Sanghi delivered a live TEDx talk from the Kakuma Refugee Camp in Kenya in 2018. His talk balanced the strain of refugee presence, for example, on the local environment with the economic benefits of refugee presence. He also frequently spoke and wrote about Kenyan growth challenges, and the emergence of the Kenyan oil market, emphasizing challenges and potential to transform the country's economy.

Sanghi co-authored the World Bank policy research working paper with Dylan Johnson titled "Deal or No Deal: Strictly Business for China in Kenya?" in 2016. The paper critically examined China's economic presence in Kenya, challenging prevailing myths and offering nuanced insights into the bilateral relationship. While in Africa, Sanghi co-authored an op-ed with Nobelist Nobelist Kenneth J. Arrow which drew attention to harnessing the role of technology and incentives to improve health outcomes in Africa and elsewhere.

Sanghi began his role as the World Bank's lead economist for the Russian Federation in 2016. During his time based in Moscow, he was interviewed frequently on Russia's economic performance and policy challenges. He has spoken publicly about the use of sanctions and how oil price shocks have dwarfed sanctions shocks. Sanghi wrote a running Forbes column in Russian, which became popular with Russian citizens. He was also a guest lecturer at Russia's MGIMO University in 2018. At the 2019 Vladivostok Economic Forum, he spoke about how China's slowdown and India's rapid growth could affect Russia's economy. Sanghi highlighted two key challenges in Russia's pivot to the East: the dominance of Russian natural resources in its exports and an unfavorable climate for foreign investment — issues that demand major internal reforms.

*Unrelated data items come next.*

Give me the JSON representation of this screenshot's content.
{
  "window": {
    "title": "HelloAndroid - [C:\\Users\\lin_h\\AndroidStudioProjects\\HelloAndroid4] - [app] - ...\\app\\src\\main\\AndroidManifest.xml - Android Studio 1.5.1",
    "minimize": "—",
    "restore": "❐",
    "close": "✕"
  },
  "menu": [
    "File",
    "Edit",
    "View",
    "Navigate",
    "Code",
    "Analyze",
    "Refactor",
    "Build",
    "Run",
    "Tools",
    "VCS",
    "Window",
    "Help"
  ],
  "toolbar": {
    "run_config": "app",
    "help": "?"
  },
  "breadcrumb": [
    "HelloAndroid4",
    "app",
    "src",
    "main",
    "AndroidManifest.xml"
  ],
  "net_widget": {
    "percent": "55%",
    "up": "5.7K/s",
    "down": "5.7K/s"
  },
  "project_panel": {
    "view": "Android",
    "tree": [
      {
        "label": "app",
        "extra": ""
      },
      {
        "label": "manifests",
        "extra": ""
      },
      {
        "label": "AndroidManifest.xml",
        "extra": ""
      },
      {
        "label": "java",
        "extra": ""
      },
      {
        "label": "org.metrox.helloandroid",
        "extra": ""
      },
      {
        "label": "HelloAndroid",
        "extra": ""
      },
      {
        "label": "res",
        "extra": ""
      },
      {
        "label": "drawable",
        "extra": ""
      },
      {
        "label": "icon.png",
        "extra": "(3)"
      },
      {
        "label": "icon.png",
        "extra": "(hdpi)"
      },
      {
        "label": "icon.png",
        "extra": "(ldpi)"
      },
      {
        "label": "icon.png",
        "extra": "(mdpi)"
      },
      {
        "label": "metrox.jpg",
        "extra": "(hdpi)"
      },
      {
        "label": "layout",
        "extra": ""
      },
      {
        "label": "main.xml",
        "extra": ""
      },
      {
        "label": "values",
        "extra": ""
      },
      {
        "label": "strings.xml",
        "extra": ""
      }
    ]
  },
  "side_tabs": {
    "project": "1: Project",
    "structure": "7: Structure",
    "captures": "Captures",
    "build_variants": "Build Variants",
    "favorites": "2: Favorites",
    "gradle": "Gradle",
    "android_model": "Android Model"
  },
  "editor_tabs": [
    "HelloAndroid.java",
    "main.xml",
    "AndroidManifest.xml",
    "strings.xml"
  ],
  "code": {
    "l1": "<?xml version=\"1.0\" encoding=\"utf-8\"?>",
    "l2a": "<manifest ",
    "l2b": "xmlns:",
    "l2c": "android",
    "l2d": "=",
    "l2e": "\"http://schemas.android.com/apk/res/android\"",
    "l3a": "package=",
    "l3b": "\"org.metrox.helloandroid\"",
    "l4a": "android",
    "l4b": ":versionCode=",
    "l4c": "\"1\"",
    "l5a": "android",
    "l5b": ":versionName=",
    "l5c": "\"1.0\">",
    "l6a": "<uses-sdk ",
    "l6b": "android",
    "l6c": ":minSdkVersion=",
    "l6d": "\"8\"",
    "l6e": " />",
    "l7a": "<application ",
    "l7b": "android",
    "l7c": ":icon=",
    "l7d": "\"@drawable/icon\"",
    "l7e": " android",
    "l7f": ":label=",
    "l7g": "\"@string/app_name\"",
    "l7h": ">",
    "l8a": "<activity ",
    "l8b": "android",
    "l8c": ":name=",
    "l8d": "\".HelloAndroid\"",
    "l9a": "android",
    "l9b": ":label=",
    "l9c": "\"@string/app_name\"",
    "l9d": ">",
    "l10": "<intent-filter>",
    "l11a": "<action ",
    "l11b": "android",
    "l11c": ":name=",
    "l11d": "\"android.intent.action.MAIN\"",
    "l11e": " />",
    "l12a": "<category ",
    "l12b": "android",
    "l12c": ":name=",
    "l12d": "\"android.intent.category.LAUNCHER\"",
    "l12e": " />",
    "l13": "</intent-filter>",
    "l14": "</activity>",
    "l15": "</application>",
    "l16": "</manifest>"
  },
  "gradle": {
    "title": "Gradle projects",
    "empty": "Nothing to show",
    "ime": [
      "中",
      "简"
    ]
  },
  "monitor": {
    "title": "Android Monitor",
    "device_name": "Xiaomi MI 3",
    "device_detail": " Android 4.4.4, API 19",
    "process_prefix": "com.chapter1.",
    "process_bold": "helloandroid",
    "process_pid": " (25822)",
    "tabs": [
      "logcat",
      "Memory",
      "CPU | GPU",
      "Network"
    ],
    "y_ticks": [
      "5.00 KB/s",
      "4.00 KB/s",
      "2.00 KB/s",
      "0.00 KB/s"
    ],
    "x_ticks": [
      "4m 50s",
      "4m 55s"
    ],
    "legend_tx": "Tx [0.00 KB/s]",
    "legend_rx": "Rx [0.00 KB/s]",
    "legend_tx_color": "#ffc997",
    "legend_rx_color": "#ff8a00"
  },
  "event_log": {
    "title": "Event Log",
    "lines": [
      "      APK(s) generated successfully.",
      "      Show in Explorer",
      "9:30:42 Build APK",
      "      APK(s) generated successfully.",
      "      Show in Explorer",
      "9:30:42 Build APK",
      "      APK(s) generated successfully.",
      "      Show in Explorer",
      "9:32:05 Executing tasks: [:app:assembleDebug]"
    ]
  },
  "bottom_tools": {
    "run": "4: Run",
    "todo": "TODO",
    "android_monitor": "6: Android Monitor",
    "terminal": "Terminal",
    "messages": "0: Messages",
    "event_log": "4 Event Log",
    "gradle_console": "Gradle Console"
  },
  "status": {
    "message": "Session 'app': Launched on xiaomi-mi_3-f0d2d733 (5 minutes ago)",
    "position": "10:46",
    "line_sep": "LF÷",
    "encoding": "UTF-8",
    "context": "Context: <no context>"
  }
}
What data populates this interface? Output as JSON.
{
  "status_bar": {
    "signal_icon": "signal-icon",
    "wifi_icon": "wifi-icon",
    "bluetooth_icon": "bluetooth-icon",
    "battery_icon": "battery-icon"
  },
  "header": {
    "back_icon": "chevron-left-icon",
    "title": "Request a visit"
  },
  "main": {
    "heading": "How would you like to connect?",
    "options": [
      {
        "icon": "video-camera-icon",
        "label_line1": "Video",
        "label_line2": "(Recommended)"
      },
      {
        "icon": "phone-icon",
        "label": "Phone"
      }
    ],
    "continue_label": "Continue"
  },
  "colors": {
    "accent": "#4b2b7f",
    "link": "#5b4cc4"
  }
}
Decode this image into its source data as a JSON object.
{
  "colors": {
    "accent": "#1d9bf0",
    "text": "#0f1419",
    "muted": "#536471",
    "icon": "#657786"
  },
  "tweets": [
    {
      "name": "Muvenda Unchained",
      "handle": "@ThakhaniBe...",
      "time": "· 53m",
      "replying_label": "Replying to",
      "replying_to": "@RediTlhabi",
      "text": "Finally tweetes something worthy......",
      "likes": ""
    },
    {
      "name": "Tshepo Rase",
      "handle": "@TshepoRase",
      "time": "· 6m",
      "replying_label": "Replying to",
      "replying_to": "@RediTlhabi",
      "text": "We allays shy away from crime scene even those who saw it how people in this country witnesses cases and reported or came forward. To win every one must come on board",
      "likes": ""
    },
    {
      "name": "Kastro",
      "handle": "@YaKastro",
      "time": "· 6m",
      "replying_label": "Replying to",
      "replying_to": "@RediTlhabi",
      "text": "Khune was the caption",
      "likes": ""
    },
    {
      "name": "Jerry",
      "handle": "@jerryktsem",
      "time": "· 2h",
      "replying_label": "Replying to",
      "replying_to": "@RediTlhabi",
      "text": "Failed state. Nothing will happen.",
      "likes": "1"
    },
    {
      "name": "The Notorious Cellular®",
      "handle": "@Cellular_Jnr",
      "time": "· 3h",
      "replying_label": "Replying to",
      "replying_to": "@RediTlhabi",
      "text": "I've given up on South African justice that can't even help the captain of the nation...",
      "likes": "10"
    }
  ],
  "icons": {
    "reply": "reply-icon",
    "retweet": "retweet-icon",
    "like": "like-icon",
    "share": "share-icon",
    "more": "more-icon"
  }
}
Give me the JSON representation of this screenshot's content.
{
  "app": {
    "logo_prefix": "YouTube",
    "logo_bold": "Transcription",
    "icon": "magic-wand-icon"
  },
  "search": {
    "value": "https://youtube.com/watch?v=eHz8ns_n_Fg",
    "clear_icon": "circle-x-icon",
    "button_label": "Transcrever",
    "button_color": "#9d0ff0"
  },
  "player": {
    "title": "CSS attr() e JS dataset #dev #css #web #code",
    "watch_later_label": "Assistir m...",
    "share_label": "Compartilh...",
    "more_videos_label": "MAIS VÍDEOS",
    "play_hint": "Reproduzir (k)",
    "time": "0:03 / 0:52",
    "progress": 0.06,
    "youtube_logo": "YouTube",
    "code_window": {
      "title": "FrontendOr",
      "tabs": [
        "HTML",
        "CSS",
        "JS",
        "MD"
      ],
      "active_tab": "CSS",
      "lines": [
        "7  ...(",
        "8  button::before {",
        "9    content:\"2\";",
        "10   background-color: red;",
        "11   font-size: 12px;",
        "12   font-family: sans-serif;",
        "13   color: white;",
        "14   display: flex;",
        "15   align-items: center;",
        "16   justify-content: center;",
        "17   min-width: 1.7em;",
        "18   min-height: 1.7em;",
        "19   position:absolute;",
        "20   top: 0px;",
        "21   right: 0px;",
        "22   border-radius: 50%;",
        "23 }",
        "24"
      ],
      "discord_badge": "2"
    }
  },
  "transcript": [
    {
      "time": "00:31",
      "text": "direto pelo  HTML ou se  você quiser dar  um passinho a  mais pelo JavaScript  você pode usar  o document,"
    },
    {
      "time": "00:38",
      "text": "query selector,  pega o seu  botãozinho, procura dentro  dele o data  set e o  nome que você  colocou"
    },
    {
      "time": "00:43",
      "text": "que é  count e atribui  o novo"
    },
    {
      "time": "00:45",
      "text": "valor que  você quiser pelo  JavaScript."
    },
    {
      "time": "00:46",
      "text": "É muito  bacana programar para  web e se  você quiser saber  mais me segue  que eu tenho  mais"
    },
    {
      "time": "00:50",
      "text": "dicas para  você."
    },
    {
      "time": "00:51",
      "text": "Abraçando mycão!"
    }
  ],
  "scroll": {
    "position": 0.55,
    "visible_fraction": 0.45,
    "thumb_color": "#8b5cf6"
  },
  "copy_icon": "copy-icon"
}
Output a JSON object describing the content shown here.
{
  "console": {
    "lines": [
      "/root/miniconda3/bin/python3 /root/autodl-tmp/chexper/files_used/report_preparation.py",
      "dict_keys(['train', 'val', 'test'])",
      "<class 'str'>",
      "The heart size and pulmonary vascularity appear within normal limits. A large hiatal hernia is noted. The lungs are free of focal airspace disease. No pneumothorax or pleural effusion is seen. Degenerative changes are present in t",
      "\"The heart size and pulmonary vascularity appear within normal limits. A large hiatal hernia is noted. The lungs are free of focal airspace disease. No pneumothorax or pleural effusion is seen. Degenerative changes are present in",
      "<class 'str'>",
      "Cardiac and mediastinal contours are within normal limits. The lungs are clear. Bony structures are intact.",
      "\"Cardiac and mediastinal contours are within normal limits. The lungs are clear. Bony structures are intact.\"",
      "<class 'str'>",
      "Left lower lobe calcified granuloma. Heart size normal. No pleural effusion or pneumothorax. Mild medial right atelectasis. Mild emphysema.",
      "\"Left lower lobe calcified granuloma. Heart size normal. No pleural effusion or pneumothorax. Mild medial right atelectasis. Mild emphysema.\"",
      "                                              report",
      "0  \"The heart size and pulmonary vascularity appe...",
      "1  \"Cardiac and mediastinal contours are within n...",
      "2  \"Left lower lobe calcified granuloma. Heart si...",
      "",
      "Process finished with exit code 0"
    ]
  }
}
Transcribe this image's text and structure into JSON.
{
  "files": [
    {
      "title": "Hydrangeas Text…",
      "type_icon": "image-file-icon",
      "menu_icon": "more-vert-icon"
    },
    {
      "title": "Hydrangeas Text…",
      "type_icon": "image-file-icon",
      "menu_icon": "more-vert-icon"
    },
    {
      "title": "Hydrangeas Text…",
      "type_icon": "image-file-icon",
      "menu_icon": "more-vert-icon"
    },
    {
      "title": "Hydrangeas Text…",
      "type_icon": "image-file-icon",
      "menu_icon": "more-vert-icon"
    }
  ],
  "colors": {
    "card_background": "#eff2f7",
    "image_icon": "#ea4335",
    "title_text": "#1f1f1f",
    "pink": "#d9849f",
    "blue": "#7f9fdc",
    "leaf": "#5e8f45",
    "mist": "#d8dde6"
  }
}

President Putin discussed these during a plenary session with India's Prime Minister Narendra Modi and Japan's Prime Minister Shinzo Abe.

In 2021, Sanghi became the World Bank's lead economist for Malaysia, based in Kuala Lumpur.

In February 2025, he was invited to speak about cost of living pressures in Malaysia at the Malaysian Cabinet Retreat.

He is known for engaging directly with the Malaysian public on critical economic issues such as through his appearance on Keluar Sekejap, Malaysia's most popular podcast, where he was the first economist and foreigner to be on it. Elsewhere, Sanghi has been vocal about Malaysia's economic challenges but also its significant progress in reducing poverty. He noted that the percentage of Malaysians living in poverty has decreased substantially, lifting over 14 million people out of poverty since the country's independence.